Kala itu, kata Boby, kakek-nenek dan sejumlah warga Banten yang lain melarikan diri dari kolonialisme Belanda ke Kepulauan Seribu. Awalnya, mereka tinggal di Pulau Tidung.
Namun, sebagian pindah ke Pulau Pari, termasuk kakek dan neneknya. Kini, sudah tujuh generasi dari kakek-neneknya yang lahir dan tinggal di Pulau Pari.
Boby sendiri lahir tahun 1972. Sementara ibunya lahir tahun 1942. Ibunya adalah anak terakhir dari delapan bersaudara. Semua saudara ibunya lahir dan besar di Pulau Pari.
“Kita itu pelarian dari Banten di saat waktu dulu zaman Belanda. Di sini hanya ada segelintir orang yang tinggal, bisa dihitung dengan jari,” kata Boby.
Oleh sebab itu, ketika perusahaan datang mengklaim tanah mereka, Boby juga membuat Forum Peduli Pulau Pari (FPPP). Kini, dia juga turut berkebun dengan Aas.
Para lelaki di Pulau Pari lebih banyak mengurus tanaman yang langsung ditanam di tanah, sementara para perempuan lebih banyak mengurus tanaman yang ditanam dengan metode hidroponik.
Misalnya, berkebun membutuhkan banyak air. Sementara, air di Pulau Pari terbatas. Untuk mengairi perkebunan, warga mengandalkan air tanah yang berasal dari beberapa sumur yang ada di sana.
Lanjutan masalahnya lagi, air sumur itu tak selalu bisa digunakan untuk menyiram tanaman jika tercampur dengan air laut yang masuk akibat rob.
Warga pun kerap menggunakan air yang sudah didesalinasi semata-mata agar tanaman itu tetap tumbuh dengan sehat.

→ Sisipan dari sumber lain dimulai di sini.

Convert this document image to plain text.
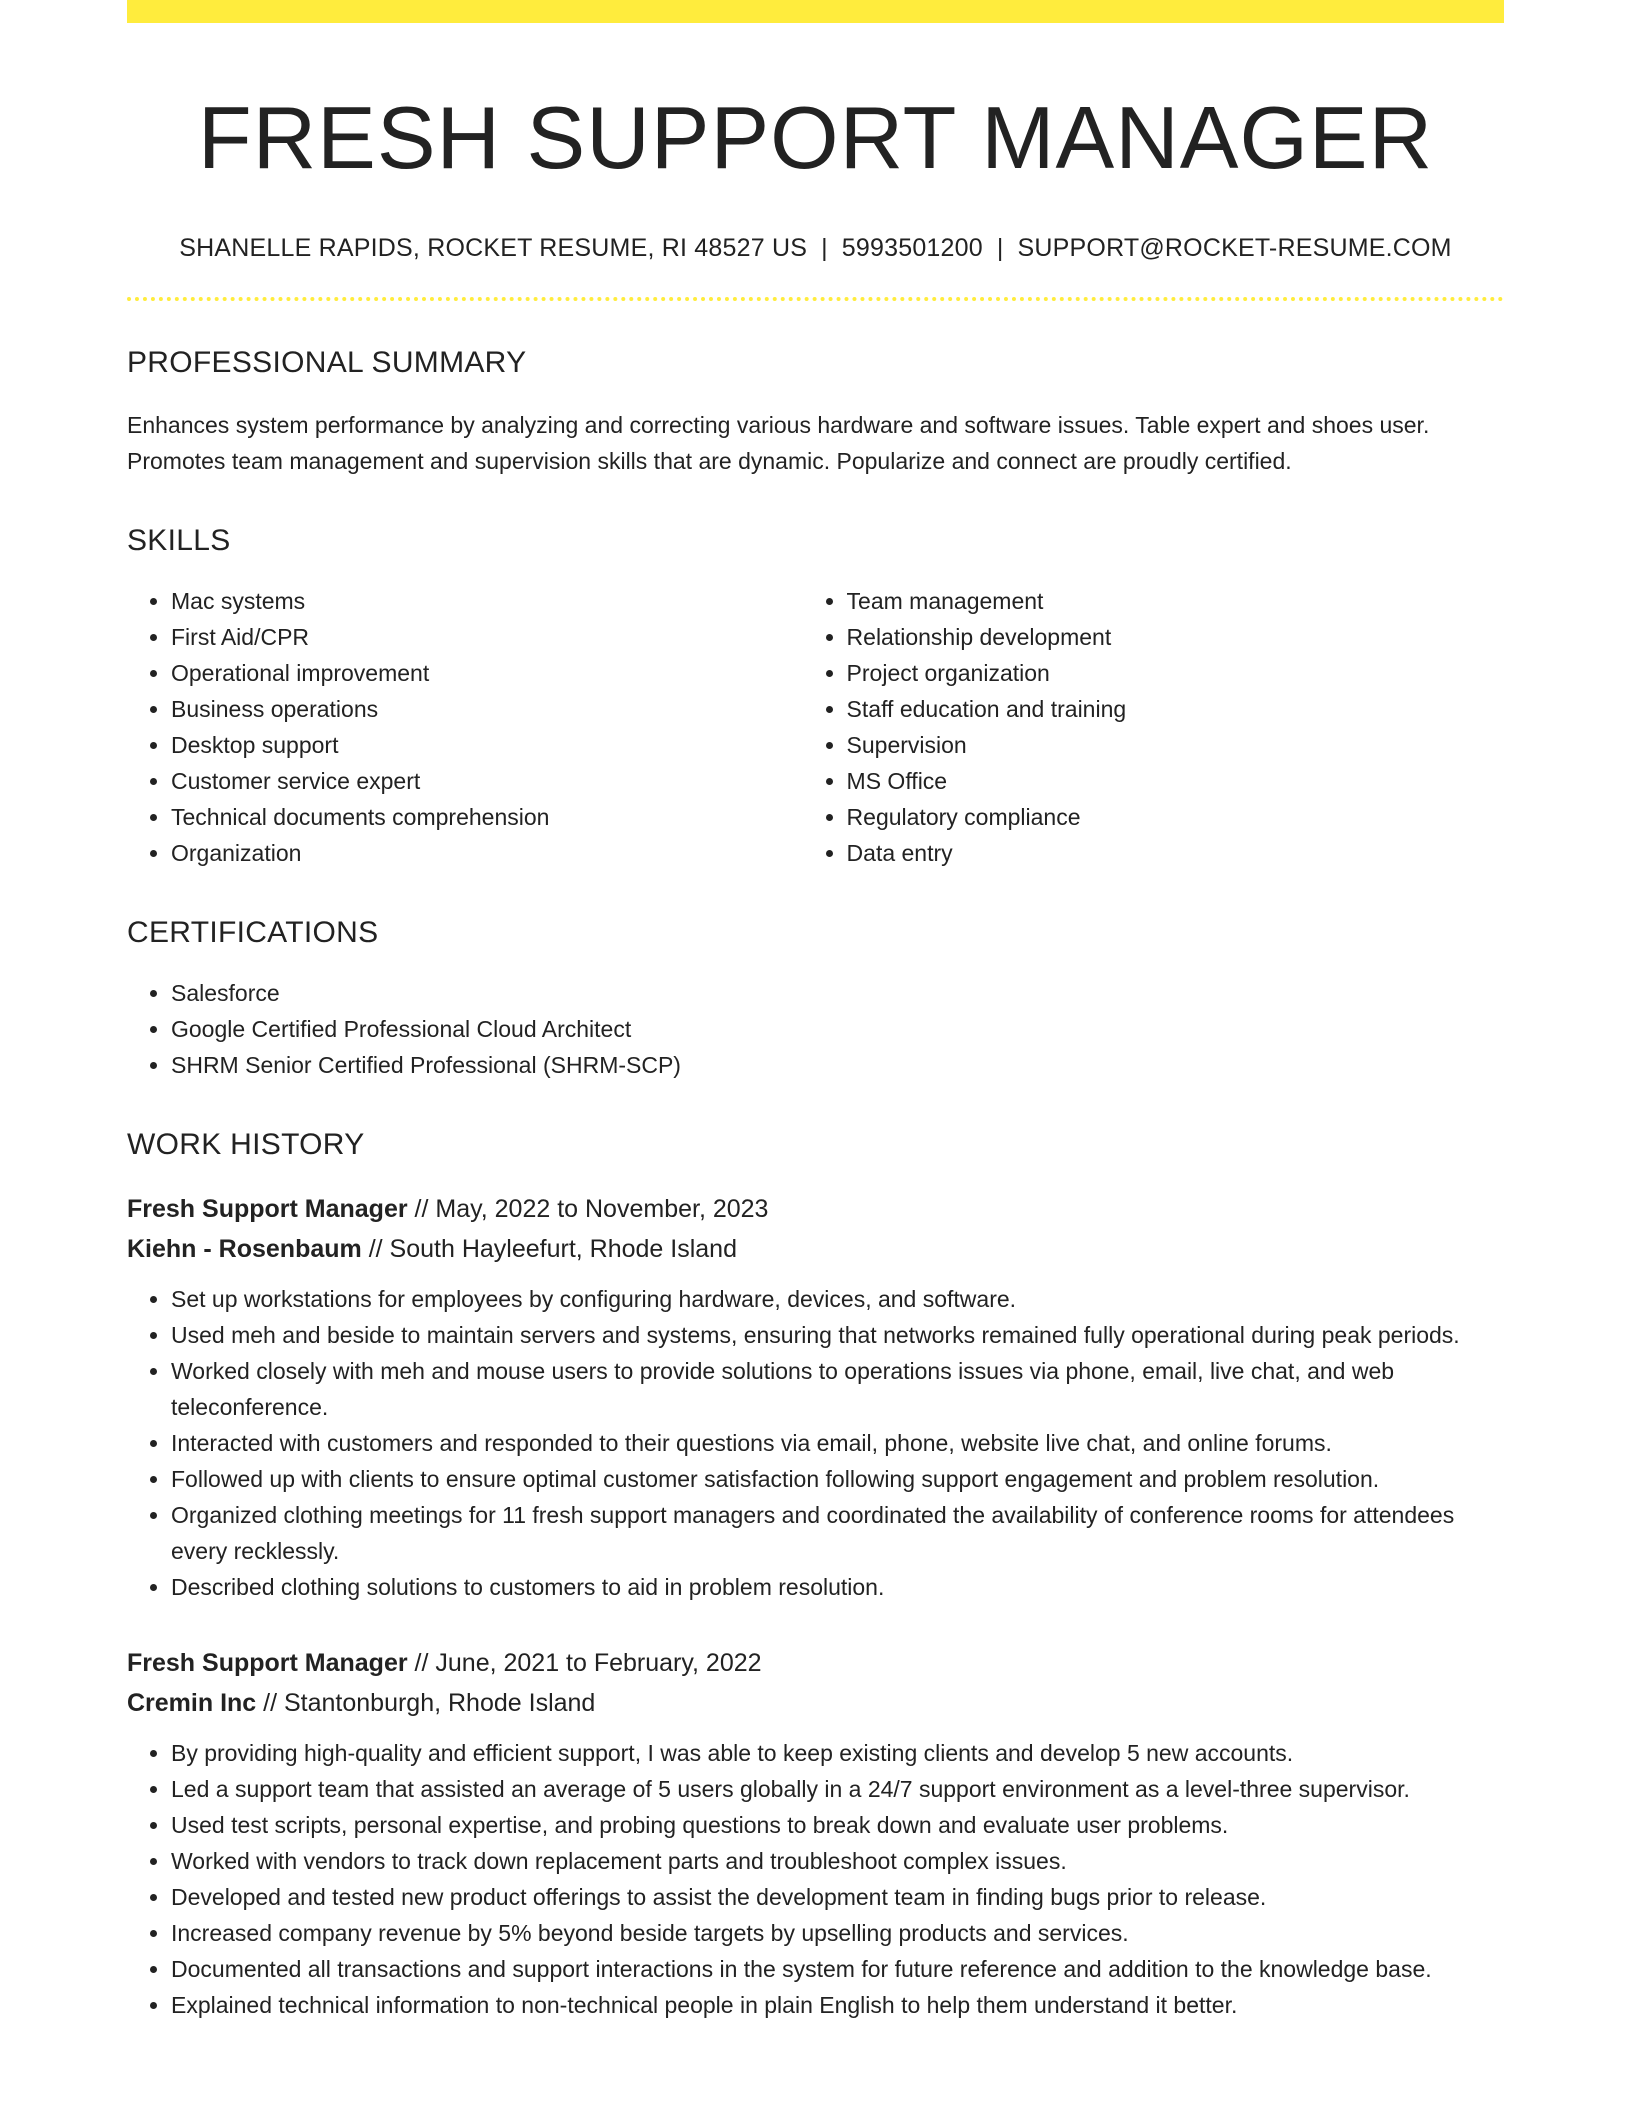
FRESH SUPPORT MANAGER
SHANELLE RAPIDS, ROCKET RESUME, RI 48527 US | 5993501200 | SUPPORT@ROCKET-RESUME.COM
PROFESSIONAL SUMMARY

Enhances system performance by analyzing and correcting various hardware and software issues. Table expert and shoes user. Promotes team management and supervision skills that are dynamic. Popularize and connect are proudly certified.

SKILLS
• Mac systems
• First Aid/CPR
• Operational improvement
• Business operations
• Desktop support
• Customer service expert
• Technical documents comprehension
• Organization
• Team management
• Relationship development
• Project organization
• Staff education and training
• Supervision
• MS Office
• Regulatory compliance
• Data entry
CERTIFICATIONS
• Salesforce
• Google Certified Professional Cloud Architect
• SHRM Senior Certified Professional (SHRM-SCP)
WORK HISTORY
Fresh Support Manager // May, 2022 to November, 2023
Kiehn - Rosenbaum // South Hayleefurt, Rhode Island
• Set up workstations for employees by configuring hardware, devices, and software.
• Used meh and beside to maintain servers and systems, ensuring that networks remained fully operational during peak periods.
• Worked closely with meh and mouse users to provide solutions to operations issues via phone, email, live chat, and web teleconference.
• Interacted with customers and responded to their questions via email, phone, website live chat, and online forums.
• Followed up with clients to ensure optimal customer satisfaction following support engagement and problem resolution.
• Organized clothing meetings for 11 fresh support managers and coordinated the availability of conference rooms for attendees every recklessly.
• Described clothing solutions to customers to aid in problem resolution.
Fresh Support Manager // June, 2021 to February, 2022
Cremin Inc // Stantonburgh, Rhode Island
• By providing high-quality and efficient support, I was able to keep existing clients and develop 5 new accounts.
• Led a support team that assisted an average of 5 users globally in a 24/7 support environment as a level-three supervisor.
• Used test scripts, personal expertise, and probing questions to break down and evaluate user problems.
• Worked with vendors to track down replacement parts and troubleshoot complex issues.
• Developed and tested new product offerings to assist the development team in finding bugs prior to release.
• Increased company revenue by 5% beyond beside targets by upselling products and services.
• Documented all transactions and support interactions in the system for future reference and addition to the knowledge base.
• Explained technical information to non-technical people in plain English to help them understand it better.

Sementara itu, air hasil desalinasi bisa didapat dengan membeli. Harganya memang cukup terjangkau. Namun, jika dibeli dalam jumlah banyak dan dipakai untuk sehari-hari, gocek yang harus dikeluarkan lumayan juga.
Pendapat warga dari hasil melaut rata-rata Rp2 juta. Sementara itu, harga air per jeriken (30 liter) Rp2 ribu. Setiap rumah rata-rata mengisi 20 jeriken untuk seminggu. Dengan begitu, warga harus mengeluarkan sekitar Rp160 ribu per bulan untuk membeli air.
Sejumlah warga banyak juga yang membeli air dalam kemasan galon untuk minum. Harga per galon Rp20 ribu. Dalam satu bulan, paling tidak, warga mengisi galon dua kali. Jika ditotal, seminimumnya, warga mengeluarkan Rp200 ribu untuk membeli air bersih dan air minum.
“Kami butuh air untuk berkebun,” kata Aas.